Сейчас же, как только я поселился на квартирке (в одной из улиц, поперечных с Фридрихштрассе), он устроил меня пансионером в табльдоте Hotel de Rome, и что-то необыкновенно дешево, за талер, с вином, а еда в этой гостинице считалась тогда одной из самых лучших в Берлине.
Он же свел меня с кружком русских молодых людей, которые состояли при И. А. Гончарове, жившем в Берлине как раз в это время, перед отправлением на какие-то воды. Ближайшими приятелями Бакста был сын Пирогова от первой жены и брат его второй жены.
Оба ничего собою выдающегося не представляли, а были вивёры и веселые собеседники, усердные посетители всяких танцклассов и увеселительных вечеров. Но они вместе с Бакстом составляли род маленькой свиты Гончарова. Он жил Unter den Linden, в несуществующем уже теперь Britisch Hotel, по той стороне бульвара, которая идет справа к Brandenburgertier и к Tiergarten.
Прежде чем меня с ним познакомили, я уже слышал от них, как они, и в особенности Бакст, уговаривали его обедать с ними в Hotel de Rome, где еда гораздо лучше, чем в этом «Бритиш-Отеле», и даже бросить совсем этот отель. Иван Александрович отвечал им неизменно:
— Друзья мои… я бы с радостью, но как же я буду ходить мимо Britisch Hotel? А хозяин может стоять на крыльце и увидит меня. Нет, я не могу, как вам угодно!
Этот рассказ как нельзя лучше давал характерную черту натуры Гончарова, его постоянной боязни попасть в какое-нибудь неловкое положение, что с годами еще усилилось.

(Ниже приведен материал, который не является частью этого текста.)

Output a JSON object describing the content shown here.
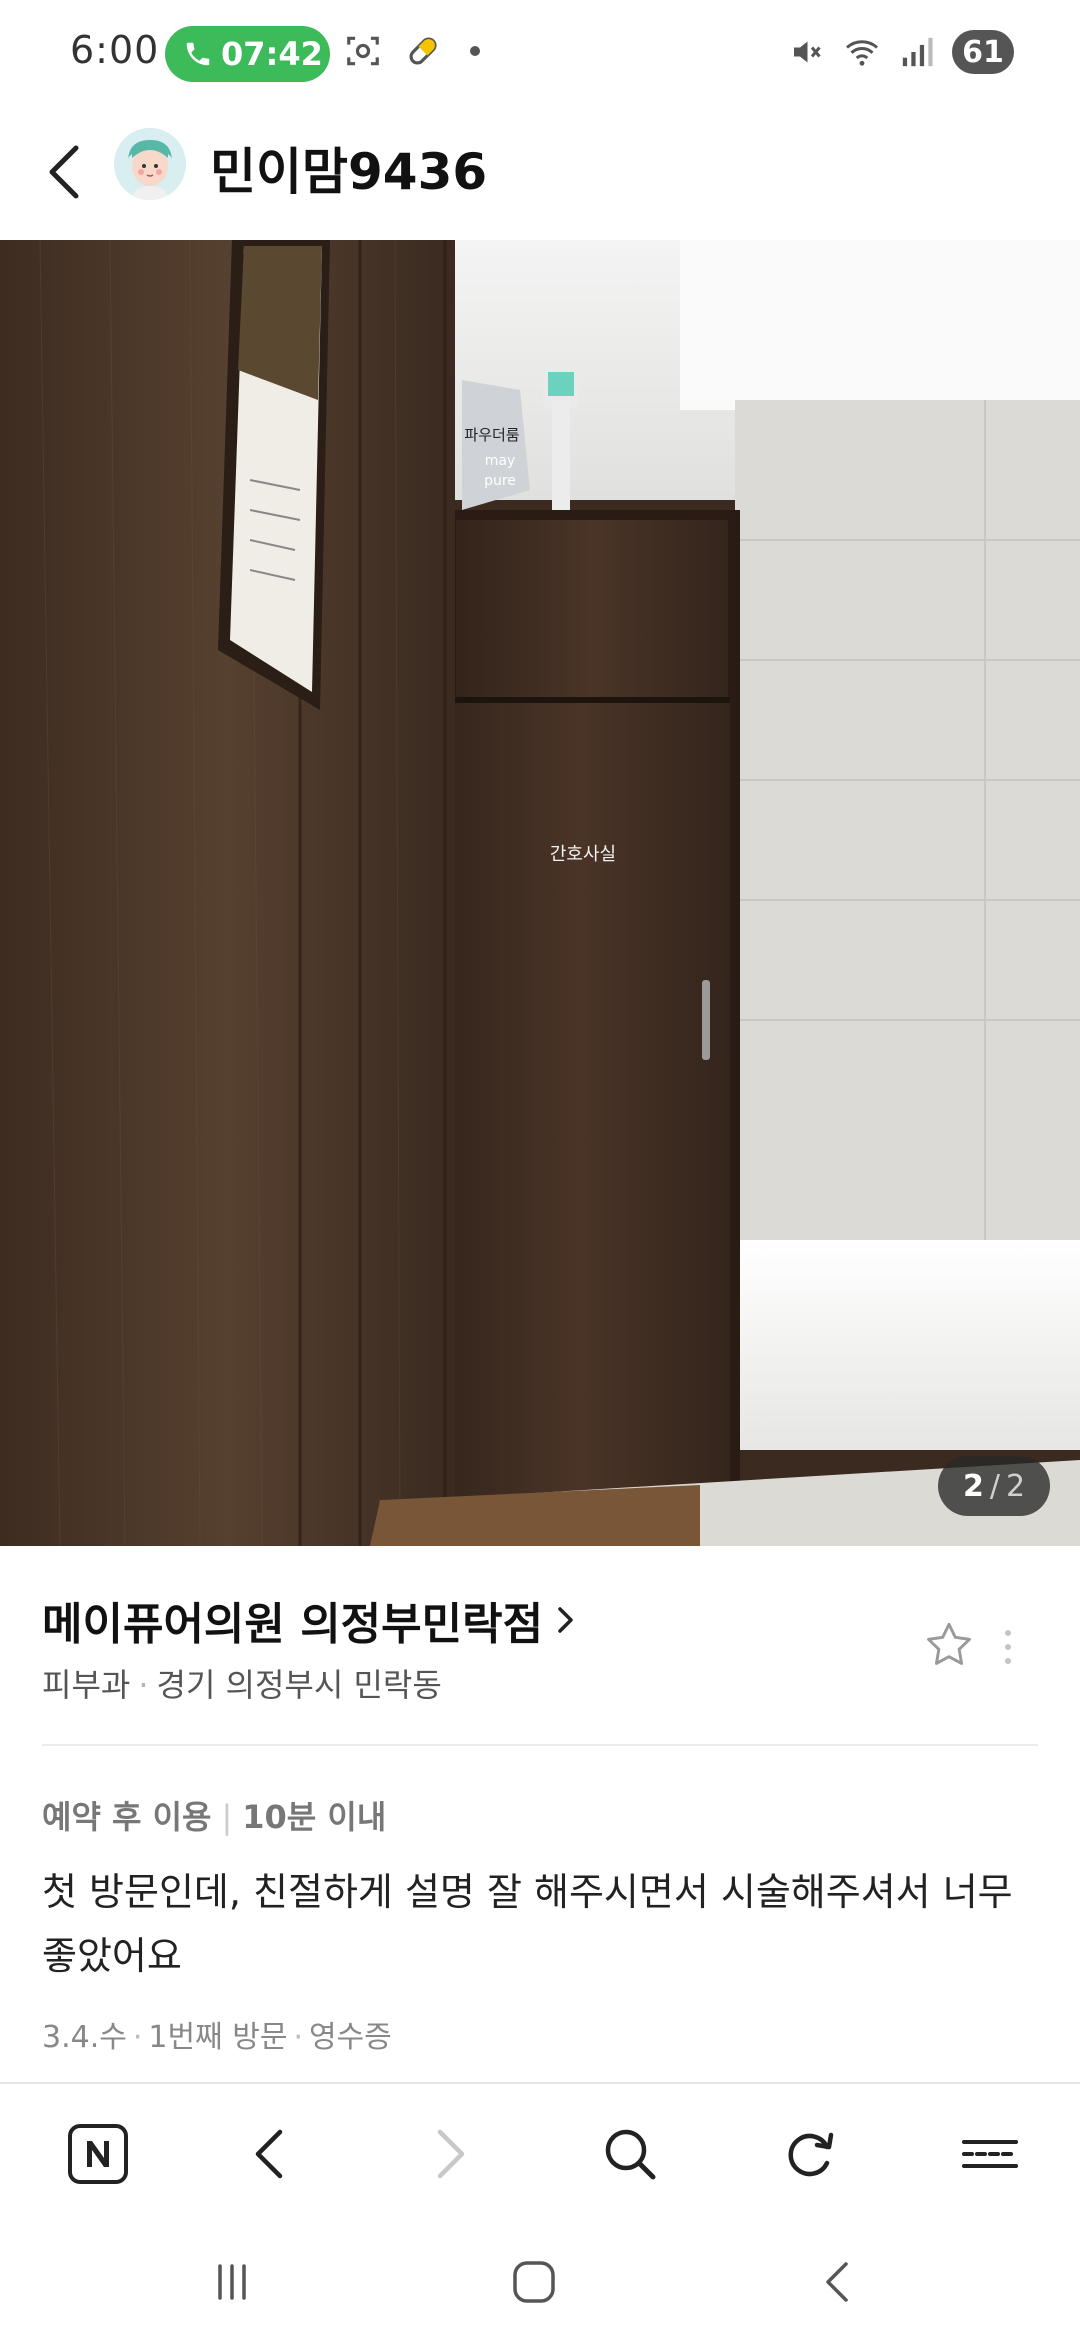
{
  "status_bar": {
    "time": "6:00",
    "call_timer": "07:42",
    "battery": "61",
    "icons": [
      "phone-icon",
      "screenshot-icon",
      "pill-icon",
      "notification-dot",
      "mute-icon",
      "wifi-icon",
      "signal-icon",
      "battery-icon"
    ]
  },
  "header": {
    "back_icon": "chevron-left-icon",
    "username": "민이맘9436"
  },
  "photo": {
    "door_sign": "간호사실",
    "wall_sign_line1": "파우더룸",
    "wall_sign_line2": "may",
    "wall_sign_line3": "pure",
    "page_current": "2",
    "page_separator": "/",
    "page_total": "2"
  },
  "place": {
    "name": "메이퓨어의원 의정부민락점",
    "category": "피부과",
    "location": "경기 의정부시 민락동",
    "separator": "·"
  },
  "review": {
    "tag_1": "예약 후 이용",
    "tag_separator": "|",
    "tag_2": "10분 이내",
    "text": "첫 방문인데, 친절하게 설명 잘 해주시면서 시술해주셔서 너무 좋았어요",
    "date": "3.4.수",
    "visit": "1번째 방문",
    "receipt": "영수증",
    "separator": "·"
  },
  "browser_toolbar": {
    "items": [
      "naver-home-icon",
      "back-icon",
      "forward-icon",
      "search-icon",
      "refresh-icon",
      "menu-icon"
    ]
  },
  "system_nav": {
    "items": [
      "recent-apps-icon",
      "home-icon",
      "back-icon"
    ]
  },
  "colors": {
    "call_pill": "#3dba59",
    "wood": "#4a3528",
    "text_primary": "#111111",
    "text_secondary": "#555555"
  }
}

Тогда ему было уже 58 лет, так как он родился в один год с Герценом, в 1812 году, и раньше Лермонтова на два года.
В Петербурге в 60-е года мне не привелось с ним лично познакомиться. Я как редактор не обращался к нему с просьбою о сотрудничестве. Тогда он надолго замолк, и перед тем только его «Веловодова» (эпизод из «Обрыва») появился в «Современнике». Кажется, я видал его на Невском, но его наружность осталась у меня в памяти больше по портретам, особенно из известной тогда коллекции литографий Мюнстера.
Тогда у него было совсем бритое лицо, а тут, в Берлине, он носил бакенбарды, пополнел и смотрел если не стариком, то уже пожилым, но свежим мужчиной, очень благообразным и корректным во всем — в туалете, в манерах, в тоне.
Мое поколение ставило его как писателя очень высоко. Я лично находился на промежутке десяти лет под впечатлением его «Обломова» (в Дерпте, в конце 50-х годов) и «Обрыва», прочитанного мною с большим подъемом интереса в Швейцарии менее года назад, до нашей встречи в Берлине на тротуаре берлинских Unter den Linden.
Когда меня к нему подвели, он, протягивая мне руку, спросил мягко и ласково:
— Писатель?
Про эту встречу и дальнейшее знакомство с Гончаровым я имел уже случай говорить в печати — в последний раз и в публичной беседе на вечере, посвященном его памяти в Петербурге, и не хотел бы здесь повторяться. Вспомню только то, что тогда было для меня в этой встрече особенно освежающего и ценного, особенно после потери, какую я пережил в лице Герцена. Тут судьба, точно нарочно, посылала мне за границей такое знакомство.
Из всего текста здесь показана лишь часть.